Southeastern Technical College (STC) is a public community college in Vidalia, Georgia with a satellite campus in Swainsboro and distance learning centers among its eight-county service area. It is part of the Technical College System of Georgia and provides vocational and adult education to students in Candler, Emanuel, Jenkins, Johnson, Montgomery, Tattnall, Toombs, and Treutlen counties.

==History==
The current Southeastern Technical College as a legal entity was established on July 1, 2009; however, the college's history can be traced back to as early as 1963, with the establishment of the Swainsboro Area Vocational and Technical School. The institution originally served a 20-county region, the largest area served by a single vocational school in Georgia. Swainsboro Tech was governed by a local board until the formation of the Technical College System (then known as the Department of Technical and Adult education) in 1988. In the same year, Southeastern Technical College was established in Vidalia, hosting its charter class in October 1990.

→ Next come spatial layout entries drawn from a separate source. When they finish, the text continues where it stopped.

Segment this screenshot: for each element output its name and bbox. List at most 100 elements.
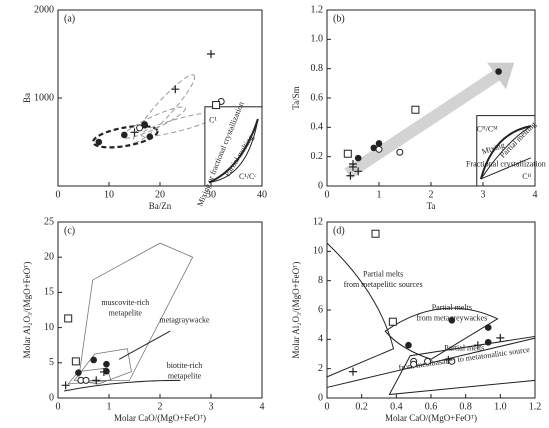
region-outline [77, 242, 194, 381]
y-tick-label: 2 [318, 363, 323, 374]
point [484, 324, 492, 331]
point [141, 121, 148, 129]
y-tick-label: 0.2 [311, 151, 324, 162]
inset-curve [480, 125, 532, 180]
x-tick-label: 20 [155, 189, 165, 200]
x-axis-label: Molar CaO/(MgO+FeOᵀ) [114, 413, 206, 423]
x-tick-label: 0 [325, 401, 330, 412]
point [349, 367, 357, 376]
point [484, 338, 492, 346]
point [405, 341, 412, 349]
panel-label: (c) [64, 225, 75, 236]
point [354, 167, 363, 176]
x-tick-label: 10 [104, 189, 114, 200]
inset-curve [479, 125, 532, 180]
point [212, 101, 221, 110]
y-tick-label: 0 [318, 392, 323, 403]
point [410, 360, 418, 368]
x-tick-label: 0.2 [355, 401, 368, 412]
annotation: C¹ [209, 116, 217, 125]
x-tick-label: 4 [533, 189, 538, 200]
y-tick-label: 15 [44, 287, 54, 298]
point [343, 149, 352, 158]
annotation: metagraywacke [159, 315, 210, 324]
annotation: Partial melts [432, 303, 472, 312]
annotation: Cᴴ [522, 172, 531, 181]
point [95, 138, 103, 146]
point [71, 357, 80, 366]
panel-label: (b) [333, 13, 345, 24]
panel-label: (a) [64, 13, 75, 24]
inset-curve [208, 118, 259, 184]
x-tick-label: 0.8 [459, 401, 472, 412]
y-tick-label: 1000 [34, 92, 54, 103]
annotation: Fractional crystallization [466, 160, 546, 169]
point [349, 160, 357, 168]
region-outline [326, 242, 395, 378]
point [375, 145, 383, 153]
point [103, 367, 110, 375]
x-tick-label: 3 [481, 189, 486, 200]
x-axis-label: Ba/Zn [149, 201, 172, 211]
x-tick-label: 1 [377, 189, 382, 200]
point [64, 314, 73, 323]
x-tick-label: 3 [209, 401, 214, 412]
annotation: Partial melts [363, 270, 403, 279]
point [473, 341, 482, 350]
y-axis-label: Molar Al₂O₃/(MgO+FeOᵀ) [291, 262, 301, 359]
y-tick-label: 6 [318, 304, 323, 315]
point [448, 357, 456, 365]
point [207, 50, 215, 58]
point [92, 376, 101, 385]
x-tick-label: 0.6 [425, 401, 438, 412]
point [388, 317, 397, 326]
x-axis-label: Molar CaO/(MgO+FeOᵀ) [385, 413, 477, 423]
point [424, 357, 432, 365]
point [82, 376, 90, 384]
trend-arrowhead [487, 62, 515, 90]
x-tick-label: 2 [158, 401, 163, 412]
point [103, 360, 110, 368]
x-tick-label: 30 [206, 189, 216, 200]
annotation: muscovite-rich [101, 298, 149, 307]
point [75, 369, 82, 376]
panel-label: (d) [333, 225, 345, 236]
y-tick-label: 20 [44, 251, 54, 262]
region-outline [64, 379, 181, 392]
y-axis-label: Molar Al₂O₃/(MgO+FeOᵀ) [22, 262, 32, 359]
point [90, 356, 97, 364]
annotation: metapelite [109, 308, 143, 317]
y-tick-label: 1.0 [311, 34, 324, 45]
y-tick-label: 0 [49, 392, 54, 403]
annotation: C¹/Cᶜ [239, 172, 256, 181]
y-tick-label: 8 [318, 275, 323, 286]
x-axis-label: Ta [427, 201, 436, 211]
region-outline [388, 335, 536, 396]
y-tick-label: 0.4 [311, 122, 324, 133]
leader [118, 330, 171, 360]
y-axis-label: Ba [22, 93, 32, 103]
x-tick-label: 1.0 [494, 401, 507, 412]
annotation: from metapelitic sources [344, 280, 423, 289]
x-tick-label: 4 [260, 401, 265, 412]
point [396, 148, 404, 156]
point [448, 316, 456, 324]
annotation: metapelite [168, 372, 202, 381]
y-tick-label: 2000 [34, 4, 54, 15]
inset-line [480, 157, 532, 180]
region-outline [132, 74, 196, 143]
point [411, 105, 420, 114]
y-axis-label: Ta/Sm [291, 86, 301, 109]
point [136, 124, 144, 132]
point [371, 229, 380, 238]
y-tick-label: 1.2 [311, 4, 324, 15]
y-tick-label: 12 [313, 216, 323, 227]
annotation: Cᴴ/Cᴹ [477, 125, 498, 134]
y-tick-label: 0.6 [311, 92, 324, 103]
point [171, 85, 180, 94]
y-tick-label: 25 [44, 216, 54, 227]
region-outline [384, 307, 499, 360]
x-tick-label: 2 [429, 189, 434, 200]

===Events leading to merger===
In January 2008, Commissioner Ron Jackson of the Technical College System of Georgia charged a taskforce to measure the feasibility of merging two technical colleges as the first of several mergers across the state. In August 2008, a plan to merge the first two colleges was approved. At its September 2008 meeting, the State Board of Technical and Adult Education determined that merger strategies were necessary throughout the state and gave approval to proceed with the mergers proposed by the Technical College System of Georgia. Commissioner Jackson met with the Local Boards of Southeastern Technical College and Swainsboro Technical College to discuss their role during the merger process. Dr. Ray Perren, Assistant Commissioner of the TCSG, met with the college presidents to prioritize and outline the tasks before them. Southeastern and Swainsboro formed a combined Steering Committee of senior staff from both colleges to lead and manage the merger process. The Boards of Directors of Southeastern Technical College and Swainsboro Technical College held a joint meeting on January 22, 2009, in Swainsboro to discuss the merger between the two colleges. The boards voted unanimously to retain the name 'Southeastern Technical College'. The combined boards felt the name would provide the regional identity needed for the merged service area.